1. Is the Clinton campaign a true juggernaut — or is that just what she wants everyone to believe?

2. Is there a Republican front-runner?

3. Is anyone on either side positioned to break into the top tier?

4. Does the new, turbo-charged calendar make Iowa and New Hampshire more important — or less?

5. Is it too late for Al Gore or Newt Gingrich to get into the race?

6. Do ideas matter in this election?

7. When do I really need to start paying attention, and should I trust the polls?

These are questions for spectators who are considering following the 2008 campaign as they might follow the NFL season–as a contest among professional teams. The big underlying question is: Who’s going to win? But what if you follow the campaign as a citizen concerned about the country and the world? Then your questions would be quite different:

1. What are our problems as a country?

2. What are some leading diagnoses and interpretations of these problems?

3. What should we do about our problems?

4. What role do I have?

5. What role does the next president of the United States have?

6. What are the candidates saying about how they would play their roles if elected?

7. What does other evidence (such as the candidates’ records, behavior on the campaign trail, choice of advisers, and core constituencies) tell us about how they would play their roles?

Perhaps Dan Balz would say that he cannot address my questions without editorializing.
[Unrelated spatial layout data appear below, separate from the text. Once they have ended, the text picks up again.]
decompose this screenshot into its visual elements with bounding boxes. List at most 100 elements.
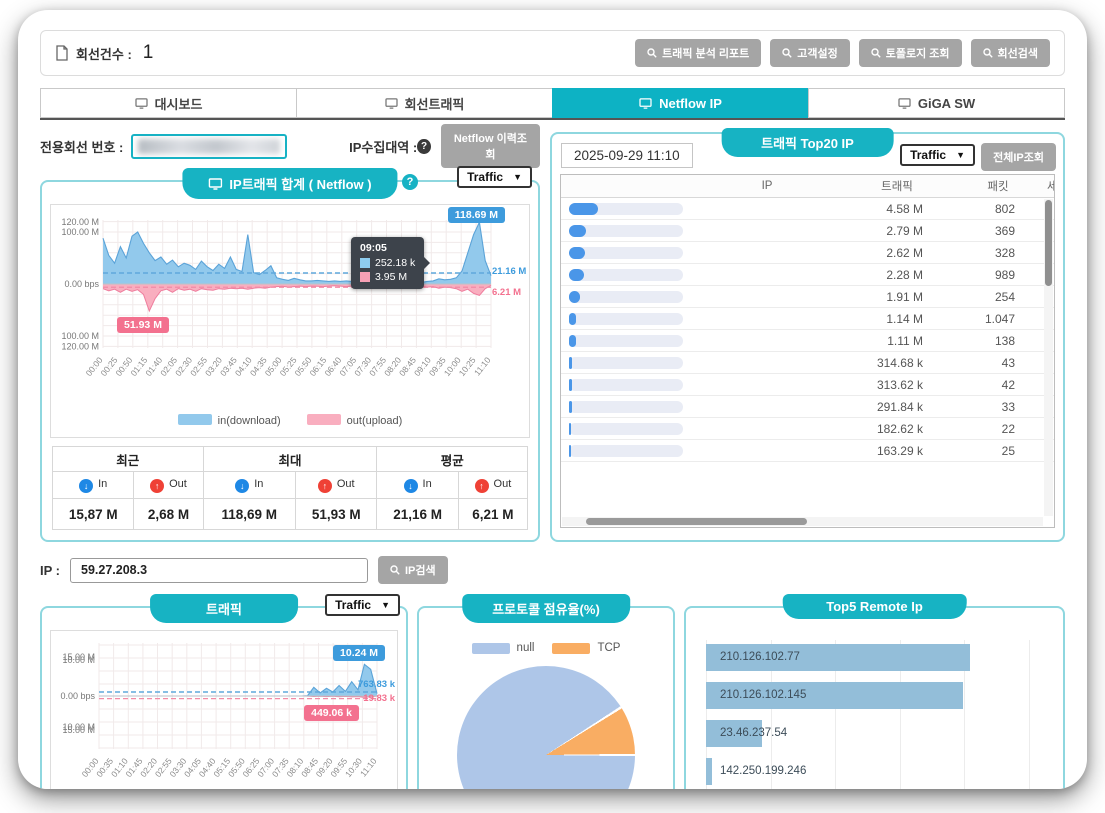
tab-line-traffic[interactable]: 회선트래픽 xyxy=(296,88,552,118)
traffic-stats-table: 최근 최대 평균 ↓ In ↑ Out ↓ In ↑ Out ↓ In ↑ Out 15,8… xyxy=(51,446,529,530)
line-count-label: 회선건수 : xyxy=(76,46,132,62)
max-in-badge: 118.69 M xyxy=(447,207,505,223)
customer-settings-button[interactable]: 고객설정 xyxy=(770,39,850,67)
table-row[interactable]: 182.62 k 22 xyxy=(561,418,1054,440)
legend-out-swatch xyxy=(306,414,341,426)
traffic-select[interactable]: Traffic ▼ xyxy=(900,144,975,166)
table-row[interactable]: 313.62 k 42 xyxy=(561,374,1054,396)
tooltip-in-value: 252.18 k xyxy=(375,257,416,269)
monitor-icon xyxy=(898,97,911,109)
vertical-scrollbar[interactable] xyxy=(1044,199,1053,516)
app-window: 회선건수 : 1 트래픽 분석 리포트 고객설정 토폴로지 조회 회선검색 대시… xyxy=(18,10,1087,789)
traffic-bar-cell xyxy=(561,246,689,259)
all-ip-search-button[interactable]: 전체IP조회 xyxy=(981,143,1056,171)
stat-max-in: 118,69 M xyxy=(202,498,297,530)
traffic-bar-track xyxy=(569,246,683,259)
table-row[interactable]: 1.14 M 1.047 xyxy=(561,308,1054,330)
ip-search-input[interactable] xyxy=(70,557,368,583)
top20-table-body: 4.58 M 802 2.79 M 369 2.62 M 328 2.28 M … xyxy=(561,198,1054,462)
table-row[interactable]: 2.28 M 989 xyxy=(561,264,1054,286)
legend-item: TCP xyxy=(552,642,620,654)
upload-icon: ↑ xyxy=(317,478,332,493)
in-area xyxy=(99,664,377,696)
scrollbar-thumb[interactable] xyxy=(586,518,808,525)
remote-ip-label: 210.126.102.145 xyxy=(720,689,807,701)
header-buttons: 트래픽 분석 리포트 고객설정 토폴로지 조회 회선검색 xyxy=(635,39,1050,67)
line-search-button[interactable]: 회선검색 xyxy=(970,39,1050,67)
stats-group-recent: 최근 xyxy=(52,446,204,472)
traffic-report-button[interactable]: 트래픽 분석 리포트 xyxy=(635,39,762,67)
horizontal-scrollbar[interactable] xyxy=(562,517,1043,526)
all-ip-search-label: 전체IP조회 xyxy=(993,152,1044,164)
topology-search-button[interactable]: 토폴로지 조회 xyxy=(858,39,962,67)
avg-in-value: 21.16 M xyxy=(492,266,527,277)
traffic-select[interactable]: Traffic ▼ xyxy=(325,594,400,616)
netflow-panel-title: IP트래픽 합계 ( Netflow ) xyxy=(182,168,398,199)
netflow-history-label: Netflow 이력조회 xyxy=(453,133,527,161)
tab-giga-sw[interactable]: GiGA SW xyxy=(808,88,1065,118)
ip-search-button[interactable]: IP검색 xyxy=(378,556,448,584)
monitor-icon xyxy=(134,97,148,109)
packet-value: 33 xyxy=(1001,399,1015,414)
chart-legend: in(download) out(upload) xyxy=(53,409,527,435)
traffic-bar-fill xyxy=(569,224,587,237)
y-tick-label: 0.00 bps xyxy=(60,691,95,701)
traffic-bar-track xyxy=(569,444,683,457)
remote-ip-bar[interactable] xyxy=(706,758,712,785)
traffic-bar-track xyxy=(569,202,683,215)
traffic-bar-cell xyxy=(561,334,689,347)
tab-bar: 대시보드 회선트래픽 Netflow IP GiGA SW xyxy=(40,88,1065,120)
y-tick-label: 100.00 M xyxy=(61,227,99,237)
stats-out-header: ↑ Out xyxy=(457,471,529,499)
traffic-bar-cell xyxy=(561,224,689,237)
protocol-pie-chart[interactable] xyxy=(457,666,635,789)
traffic-select-value: Traffic xyxy=(910,148,947,162)
search-icon xyxy=(871,48,881,58)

But he can hardly claim that he merely provides “the facts,” since his memo is full of declarative judgments about the horse race. (In his magisterial opinion, it is too late for Gore and Gingrich. No candidate has proposed any significant big ideas yet. Etc.) Besides, I’m not asking the Post to tell us what our problems are and how to solve them. I’m asking them to give us the factual basis to help us make up our own minds–along with a sampling of interesting views quoted from a variety of experts and activists.